In the figures above, both HRTFs represent the HRTF for a source to the right of the listener (0 degree elevation, 90 degree angle). The right ear should intuitively receive the signal first. As the functionally derived phase wraps around the zero time point, this is not the case, as shown in the first figure. If the impulse is shifted, to be centred around the centre tap of the filter, the situation is rectified. Interaural phase and onset time are now both correct.
An STFT process is required for dynamic sources, as phase is no longer derived to match magnitude (minimum-phase) or static (Phase Truncation). Spatialisation in this scenario is more successful without the impulse shift. As the STFT is used here, the process cannot strictly be defined as convolution. A more accurate description is perhaps an STFT-based filtering process. Magnitudes and phases are imposed on the input sound, but the full convolution output is not saved, as the output is the same size as the input/impulse buffer. The magnitude spectrum is, however, filtered by the impulse and the phase spectrum is also processed to mimic the delays inherent in the phase spectra of the derived impulse. Due to the processing departures from traditional convolution employed here, audible high frequency noise will appear if there are abrupt peaks in an impulse. Usually, impulses start at the beginning of the file, temporally, so these peaks will be windowed in the output. Shifting the impulse is therefore not desirable in STFT
implementation (and indeed, introduces noise due to non windowed, centred impulse peaks). Spatial characteristics are however emphasised by repetition.

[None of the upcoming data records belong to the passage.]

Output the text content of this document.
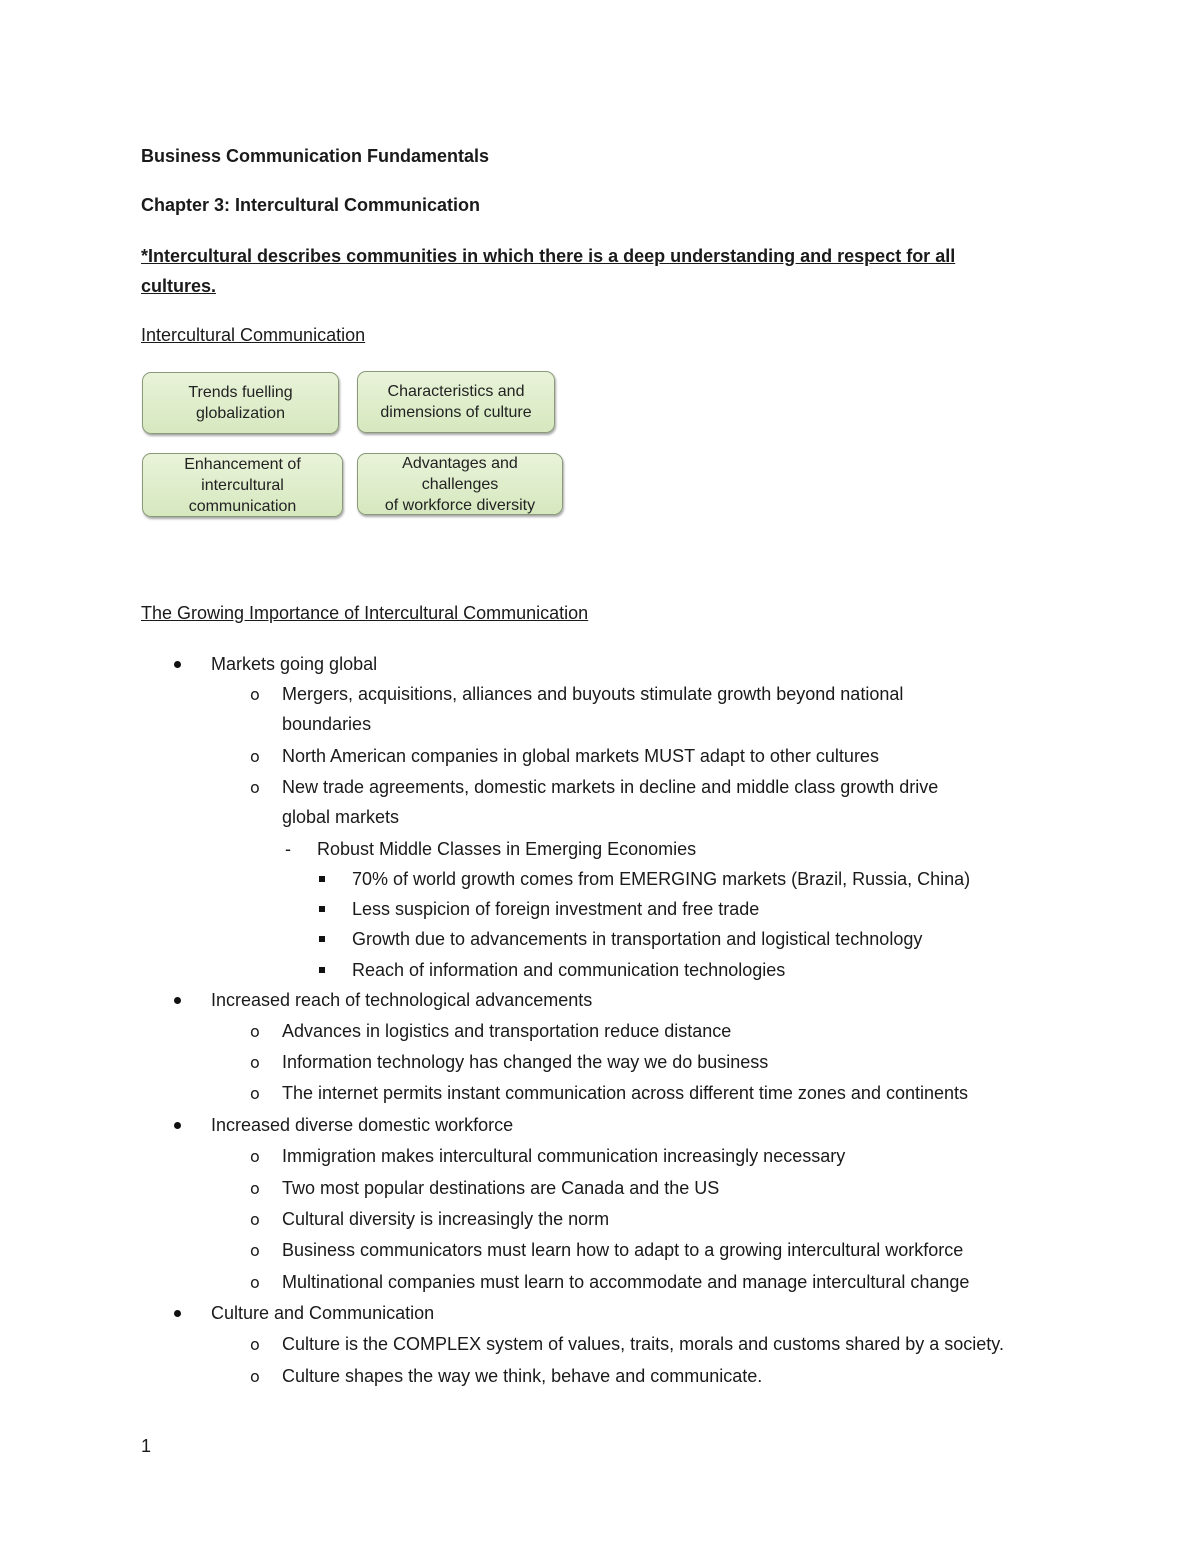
Business Communication Fundamentals
Chapter 3: Intercultural Communication
*Intercultural describes communities in which there is a deep understanding and respect for all
cultures.
Intercultural Communication
Trends fuelling
globalization
Characteristics and
dimensions of culture
Enhancement of
intercultural
communication
Advantages and challenges
of workforce diversity
The Growing Importance of Intercultural Communication
Markets going global
o Mergers, acquisitions, alliances and buyouts stimulate growth beyond national
boundaries
o North American companies in global markets MUST adapt to other cultures
o New trade agreements, domestic markets in decline and middle class growth drive
global markets
- Robust Middle Classes in Emerging Economies
70% of world growth comes from EMERGING markets (Brazil, Russia, China)
Less suspicion of foreign investment and free trade
Growth due to advancements in transportation and logistical technology
Reach of information and communication technologies
Increased reach of technological advancements
o Advances in logistics and transportation reduce distance
o Information technology has changed the way we do business
o The internet permits instant communication across different time zones and continents
Increased diverse domestic workforce
o Immigration makes intercultural communication increasingly necessary
o Two most popular destinations are Canada and the US
o Cultural diversity is increasingly the norm
o Business communicators must learn how to adapt to a growing intercultural workforce
o Multinational companies must learn to accommodate and manage intercultural change
Culture and Communication
o Culture is the COMPLEX system of values, traits, morals and customs shared by a society.
o Culture shapes the way we think, behave and communicate.
1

3.3.5.3 A Step towards Individualisation
The Functional Model uses the Woodworth formula as a basis for initial ITD calculation. As this formula includes a radius parameter, the user can enter an appropriate radius for their head. This provides an element of individualisation. However, as the MIT dataset is used, HRTF data will imply listening through KEMAR’s ears, with KEMAR’s head and torso altering auditory events. Also, as discussed in the next chapter, there appears to be an optimal radius for low-
frequency accuracy with regard to comparison to the empirical data, which may not necessarily be a good fit of an arbitrary user’s HRTFs. This radius based
individualisation is also recognised in [32].